Thomas’s gaze swung to Juliana. His mouth fell open and his eyes went wide with shock. “A woman, ma’am?”

The black-haired lady ripped Juliana’s shirt away from her back and pointed to the sides of her exposed breasts. Juliana was in far too much pain to object. “Obviously, that is a woman.”

She pulled her wicked-looking sword from its sheath and raised it high. Juliana flinched and closed her eyes.

Please, God, a quick end. Please stop this agony
. She relished the thought of ending this torture and if she could find her voice, would thank the woman for killing her.

But the sword silently cut her bindings and without the support of the ropes, Juliana collapsed onto the deck, not caring that dozens of men were leaning forward, staring at her as if they’d just pulled an alien from the ocean. A wet sticky substance covered the front of her and she realized with sick certainty that she was lying in a pool of her own blood.

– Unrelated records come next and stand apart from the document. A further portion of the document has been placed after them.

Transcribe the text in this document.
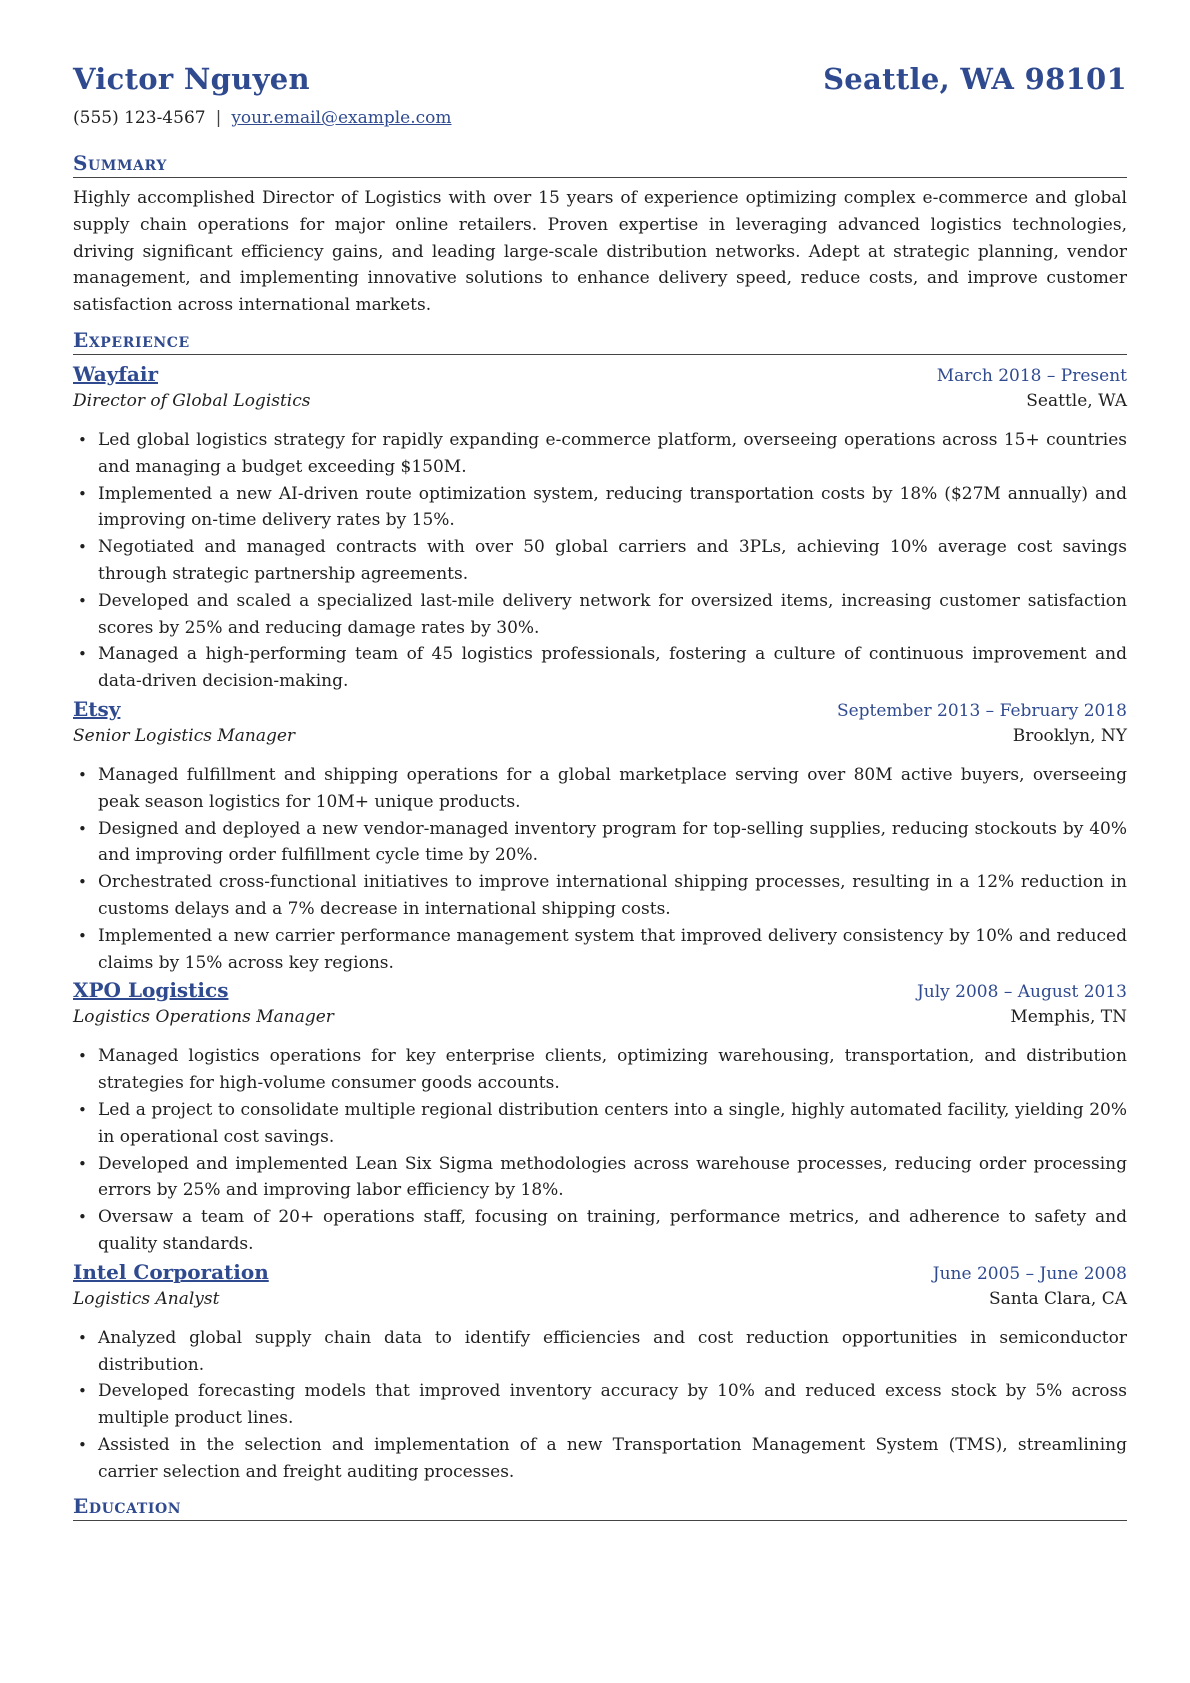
Victor Nguyen	Seattle, WA 98101
(555) 123-4567 | your.email@example.com
Summary

Highly accomplished Director of Logistics with over 15 years of experience optimizing complex e-commerce and global supply chain operations for major online retailers. Proven expertise in leveraging advanced logistics technologies, driving significant efficiency gains, and leading large-scale distribution networks. Adept at strategic planning, vendor management, and implementing innovative solutions to enhance delivery speed, reduce costs, and improve customer satisfaction across international markets.

Experience
Wayfair	March 2018 – Present
Director of Global Logistics	Seattle, WA
• Led global logistics strategy for rapidly expanding e-commerce platform, overseeing operations across 15+ countries and managing a budget exceeding $150M.
• Implemented a new AI-driven route optimization system, reducing transportation costs by 18% ($27M annually) and improving on-time delivery rates by 15%.
• Negotiated and managed contracts with over 50 global carriers and 3PLs, achieving 10% average cost savings through strategic partnership agreements.
• Developed and scaled a specialized last-mile delivery network for oversized items, increasing customer satisfaction scores by 25% and reducing damage rates by 30%.
• Managed a high-performing team of 45 logistics professionals, fostering a culture of continuous improvement and data-driven decision-making.
Etsy	September 2013 – February 2018
Senior Logistics Manager	Brooklyn, NY
• Managed fulfillment and shipping operations for a global marketplace serving over 80M active buyers, overseeing peak season logistics for 10M+ unique products.
• Designed and deployed a new vendor-managed inventory program for top-selling supplies, reducing stockouts by 40% and improving order fulfillment cycle time by 20%.
• Orchestrated cross-functional initiatives to improve international shipping processes, resulting in a 12% reduction in customs delays and a 7% decrease in international shipping costs.
• Implemented a new carrier performance management system that improved delivery consistency by 10% and reduced claims by 15% across key regions.
XPO Logistics	July 2008 – August 2013
Logistics Operations Manager	Memphis, TN
• Managed logistics operations for key enterprise clients, optimizing warehousing, transportation, and distribution strategies for high-volume consumer goods accounts.
• Led a project to consolidate multiple regional distribution centers into a single, highly automated facility, yielding 20% in operational cost savings.
• Developed and implemented Lean Six Sigma methodologies across warehouse processes, reducing order processing errors by 25% and improving labor efficiency by 18%.
• Oversaw a team of 20+ operations staff, focusing on training, performance metrics, and adherence to safety and quality standards.
Intel Corporation	June 2005 – June 2008
Logistics Analyst	Santa Clara, CA
• Analyzed global supply chain data to identify efficiencies and cost reduction opportunities in semiconductor distribution.
• Developed forecasting models that improved inventory accuracy by 10% and reduced excess stock by 5% across multiple product lines.
• Assisted in the selection and implementation of a new Transportation Management System (TMS), streamlining carrier selection and freight auditing processes.
Education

Hands touched her arm and with a cry, Juliana shrank from them.

“It’s all right,” the lady whispered in her ear. “No one else will hurt you.”

She let the woman help her stand. Immediately her world went dark. Her stomach heaved and she threw up all over the deck. The woman held her gently, waiting for the spasms to abate. She began to shiver even though the wind was balmy, almost hot.

Hot wind.

Come inside, sweetheart. It’s too cold to talk out here.

Emily Langtree. Zach’s mom had said that when Juliana visited. It’d been cold. And now it was hot.

Slowly she straightened. The skin on her back screamed in agony, causing her stomach to churn even more but blessedly she didn’t throw up again. Her vision faded and all she concentrated on was standing upright.

“Give me your shirt,” the woman said to Thomas.

“My shirt?”

“Your shirt, damn it.”

Thomas yanked his shirt over his head. Carefully the woman pulled it over Juliana, covering her bloody back and exposed breasts. Juliana whimpered. Every sigh of the wind, every dip of the ship on the ocean, every muscle twitch added to her misery until there was nothing but pain.

She wished the woman would put her out of her misery. Her rescuer turned to the unruly mob who now watched silently. “Back to work,” she barked out, and the frightening men scrambled away.

 

Morgan sat at his desk with his sextant and map in front of him. He needed to chart their course to London, but his mind kept wandering to the past.